Nhamate, 18 de Março de 1971.

Assunto - Quartel em Nhamate (ou mais propriamente abarracamento)

1. Exponho a V. Excia um dos assuntos mais vitais para a continuidade militar e humana de NHAMATE [, a leste de Binar: vd. carta de Bula].

2. Passo a descriminar [sic, em vez de discriminar]:

a) DEPÓSITO DE GÉNEROS

Quando chover fico sem pão pelo menos 15 dias. Julgo que não é muito agradável. Informo V. Excia que não como pão.
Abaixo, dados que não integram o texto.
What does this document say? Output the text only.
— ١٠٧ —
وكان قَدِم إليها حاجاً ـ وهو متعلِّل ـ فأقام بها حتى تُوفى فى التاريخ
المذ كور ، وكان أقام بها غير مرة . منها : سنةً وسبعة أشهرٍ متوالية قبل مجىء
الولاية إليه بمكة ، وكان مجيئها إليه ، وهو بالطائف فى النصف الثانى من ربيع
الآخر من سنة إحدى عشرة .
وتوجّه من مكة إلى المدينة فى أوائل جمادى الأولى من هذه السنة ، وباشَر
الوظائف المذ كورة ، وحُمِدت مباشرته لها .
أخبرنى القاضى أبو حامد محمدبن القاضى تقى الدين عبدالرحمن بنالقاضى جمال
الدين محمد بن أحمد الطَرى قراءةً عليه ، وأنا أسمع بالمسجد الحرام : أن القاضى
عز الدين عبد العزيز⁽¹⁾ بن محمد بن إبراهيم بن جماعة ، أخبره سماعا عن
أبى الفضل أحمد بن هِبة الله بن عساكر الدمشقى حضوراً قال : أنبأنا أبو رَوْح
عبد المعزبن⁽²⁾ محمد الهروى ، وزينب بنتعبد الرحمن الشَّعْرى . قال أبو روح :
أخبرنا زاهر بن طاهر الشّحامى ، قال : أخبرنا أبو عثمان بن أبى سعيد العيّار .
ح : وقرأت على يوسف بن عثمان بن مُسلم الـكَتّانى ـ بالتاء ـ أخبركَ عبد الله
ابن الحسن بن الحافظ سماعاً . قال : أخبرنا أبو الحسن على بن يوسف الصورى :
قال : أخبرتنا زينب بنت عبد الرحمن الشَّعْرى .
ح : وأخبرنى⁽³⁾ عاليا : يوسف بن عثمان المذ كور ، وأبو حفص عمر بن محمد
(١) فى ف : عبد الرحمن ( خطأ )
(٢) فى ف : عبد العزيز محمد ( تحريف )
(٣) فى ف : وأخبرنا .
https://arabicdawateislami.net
Gordo estou eu.

E os outros géneros ? E os autos subsequentes ? Só problemas.

b) CASERNAS: 

Barracas de lona, todas oficialmente dadas incapazes. Na Birmânia, viveu-se assim 1 ou 2 meses. Os quadros vivem-no há 10 anos. E os milicianos (os meus, de certeza) “dão o litro” até ao fim. Os soldados dão tudo. Há que tudo lhes dar, na medida do possível.

c) CANTINA: 

E o tabaco ? Desde Napoleão e Fredy [diminuitivo de Frederico] da Prússia que o tabaco era uma das bases da eficiência do Exército. Como combater ou trabalhar sem o velho cigarrinho ? E outros géneros ? V.Excia, mais experiente, meditará sobre o assunto.

d) CASERNA DE CIMENTO: 

Único exemplar. Vou demoli-lo. Não tenho materiais. Solicito auxílio Engenharia.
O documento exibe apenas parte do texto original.